Потерял работу, но сердобольная мама, занимавшая высокую врачебную должность в городском наркологическом диспансере, вылечила сына, а потом устроила его к себе на работу. И это преображение иначе, как чудом назвать было нельзя. Алкоголик запойного типа превратился во врача, лечащего от алкогольной зависимости. Данилыч, не склонный к рефлексии, посмеивался над эрудицией Виталика. То обстоятельство, что они вместе пили, уравнивало Виталика с ним в его глазах. Все ученые выкладки целителя, которыми он, находясь под газом, любил похвастаться перед друзьями, Данилыч считал ерундой. Но теперь он вспомнил о Виталике. Как-то Виталик привел к Данилычу в лабораторию молоденькую депрессивную девушку, так как у него дома его ждала чудесно исцеленная им и постоянно игнорируемая, но по уши влюбленная в него студентка мехмата. Данилыч выделил им для "занятий" комнату поменьше, а сам колготился с барбусами. И вот слышит он из комнаты тихий, но убедительный голос Виталика: "А ты не беги от нее, покорми свою депрессию мороженым, поиграй с ней…"
"Беляк – это ж тоже психическое расстройство, – соображал Данилыч, – с ним можно, значит, как с депрессией… Поговорить… прикинуться – авось и пройдет". От этой мысли на его душу снизошел покой, в котором была некоторая, тем не менее, безысходность, охарактеризованная однажды Виталием как важная составляющая посталкогольного состояния.
– Да-а, – тяжело вздохнул Стрелков, усаживаясь на табурет, – меня узнать трудно. Нет, ну ты хорош! Не думал, что ты такой дремучий.
Данилыч услышал стук, слышимый обычно когда человек стучит костяшками пальцев по лбу.
– Я чуть не озверел, – устало продолжал успокоившийся немного Стрелков, – сколько, думаю, талдычить можно? Мы ж в космическую эру, мать твою, живем, каких только экспериментов не проводят! Лекарство от СПИДа ищут, генетикой не хило занимаются, свиней клонируют.

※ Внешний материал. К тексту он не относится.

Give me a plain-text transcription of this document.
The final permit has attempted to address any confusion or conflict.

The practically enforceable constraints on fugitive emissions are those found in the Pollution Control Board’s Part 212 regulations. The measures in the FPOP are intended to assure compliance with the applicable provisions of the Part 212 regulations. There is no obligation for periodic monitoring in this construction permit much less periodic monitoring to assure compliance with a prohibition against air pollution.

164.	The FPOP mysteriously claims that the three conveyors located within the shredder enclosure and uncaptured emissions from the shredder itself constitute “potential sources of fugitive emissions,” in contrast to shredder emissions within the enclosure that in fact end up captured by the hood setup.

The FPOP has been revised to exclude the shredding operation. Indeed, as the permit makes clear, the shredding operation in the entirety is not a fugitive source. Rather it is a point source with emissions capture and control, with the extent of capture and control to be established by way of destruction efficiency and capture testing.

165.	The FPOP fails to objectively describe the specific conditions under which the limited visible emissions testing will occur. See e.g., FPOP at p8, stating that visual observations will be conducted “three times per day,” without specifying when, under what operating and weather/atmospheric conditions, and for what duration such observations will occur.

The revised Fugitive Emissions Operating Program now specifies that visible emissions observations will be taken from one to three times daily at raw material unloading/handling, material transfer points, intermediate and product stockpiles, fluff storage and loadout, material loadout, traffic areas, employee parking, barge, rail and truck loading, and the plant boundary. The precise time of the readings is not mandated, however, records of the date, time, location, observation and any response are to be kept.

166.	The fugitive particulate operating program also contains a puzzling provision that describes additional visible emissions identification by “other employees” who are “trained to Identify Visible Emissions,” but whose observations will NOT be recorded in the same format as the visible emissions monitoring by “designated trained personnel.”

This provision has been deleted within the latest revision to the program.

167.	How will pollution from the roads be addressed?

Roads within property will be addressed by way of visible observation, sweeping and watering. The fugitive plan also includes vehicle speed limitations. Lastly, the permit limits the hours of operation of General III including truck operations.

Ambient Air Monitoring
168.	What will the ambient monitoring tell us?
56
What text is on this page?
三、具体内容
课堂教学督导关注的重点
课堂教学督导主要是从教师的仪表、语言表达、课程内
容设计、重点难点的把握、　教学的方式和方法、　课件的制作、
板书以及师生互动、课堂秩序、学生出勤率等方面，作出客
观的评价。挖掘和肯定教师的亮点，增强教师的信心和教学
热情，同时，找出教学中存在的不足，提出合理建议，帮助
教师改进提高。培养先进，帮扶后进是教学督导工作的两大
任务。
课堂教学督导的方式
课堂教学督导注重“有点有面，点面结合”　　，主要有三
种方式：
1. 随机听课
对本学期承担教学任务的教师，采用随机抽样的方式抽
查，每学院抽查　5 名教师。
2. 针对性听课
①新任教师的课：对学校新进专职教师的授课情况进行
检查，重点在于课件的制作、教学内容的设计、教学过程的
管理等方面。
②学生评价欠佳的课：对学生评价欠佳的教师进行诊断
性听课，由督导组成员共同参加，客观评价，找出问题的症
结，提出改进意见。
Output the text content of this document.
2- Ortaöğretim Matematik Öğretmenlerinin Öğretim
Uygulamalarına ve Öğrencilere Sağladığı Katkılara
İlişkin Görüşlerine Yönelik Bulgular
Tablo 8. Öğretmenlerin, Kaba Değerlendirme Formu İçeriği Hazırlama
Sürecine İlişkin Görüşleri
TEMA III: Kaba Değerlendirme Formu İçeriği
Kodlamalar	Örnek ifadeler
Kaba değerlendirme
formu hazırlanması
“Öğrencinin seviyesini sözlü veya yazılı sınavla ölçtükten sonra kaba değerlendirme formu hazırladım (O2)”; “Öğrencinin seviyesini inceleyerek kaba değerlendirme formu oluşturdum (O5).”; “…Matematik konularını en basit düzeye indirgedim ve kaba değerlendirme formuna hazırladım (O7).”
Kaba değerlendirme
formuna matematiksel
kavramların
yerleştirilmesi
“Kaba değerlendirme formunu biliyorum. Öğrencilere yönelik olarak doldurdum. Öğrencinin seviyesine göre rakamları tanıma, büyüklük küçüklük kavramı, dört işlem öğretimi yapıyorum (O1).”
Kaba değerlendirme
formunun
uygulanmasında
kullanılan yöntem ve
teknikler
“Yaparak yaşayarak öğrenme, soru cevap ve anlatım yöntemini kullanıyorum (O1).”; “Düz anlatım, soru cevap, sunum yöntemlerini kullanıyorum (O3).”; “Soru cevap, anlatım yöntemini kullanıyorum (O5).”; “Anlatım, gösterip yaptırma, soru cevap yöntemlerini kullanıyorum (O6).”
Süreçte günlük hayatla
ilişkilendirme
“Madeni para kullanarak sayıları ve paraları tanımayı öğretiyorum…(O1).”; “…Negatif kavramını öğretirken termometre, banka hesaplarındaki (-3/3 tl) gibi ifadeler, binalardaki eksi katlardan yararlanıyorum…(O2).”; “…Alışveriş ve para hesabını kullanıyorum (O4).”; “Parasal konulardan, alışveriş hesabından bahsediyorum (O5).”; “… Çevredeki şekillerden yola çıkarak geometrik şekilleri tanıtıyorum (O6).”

Вот и меня клонировали, – после небольшой паузы с горькой усмешкой добавил он. – Я ж тебе сказал, как это случилось.
Он натянуто рассмеялся. Данилыч опасливо посмотрел в пустоту, под которой шевелилась табуретка, и растерянно пожал плечами.
– Я, конечно, понимаю, – вел неспешный разговор Стрелков, – в это трудно поверить, но и меня понять можно! В этой засекреченной лаборатории даже двери по отпечаткам пальцев открываются. Всех там покоцали, а я в живых просто чудом остался, – бутылка пива взлетела вверх и раздалось знакомое бульканье, – благодаря тому, что невидимым стал. О! Хочешь фокус покажу?
Стрелков снял пиджак и накрыл им маленькую кривую настольную лампу, стоявшую на подоконнике. Лампа исчезла.
– В цирк записываться можно, – надсадно засмеялся Сергей, отчего у Данилыча по телу забегали мурашки. – А профессора я этого видел, он жив остался. Уж я-то спрошу с него по полной программе, можешь мне поверить! – мстительно процедил он.
– И что же теперь будет? – выдавил из себя Данилыч в рамках плана "игры с расстройством".
– А хрен его знает! – с деланной беззаботностью ответил Стрелков, – Жить будем, пиво-водку пить… А вот с бабами… – он призадумался.
– Да-а-а, – сочувственно вздохнул Данилыч, – доказать будет трудно.
– А и доказывать нечего! – вскипел Стрелков, – ежели я есть, ну, тело – просто его не видно – значит, и хрен на месте, – он опробовал названное место и остался доволен, – им что, сучкам надо? – просиял он, – чтобы их трахали.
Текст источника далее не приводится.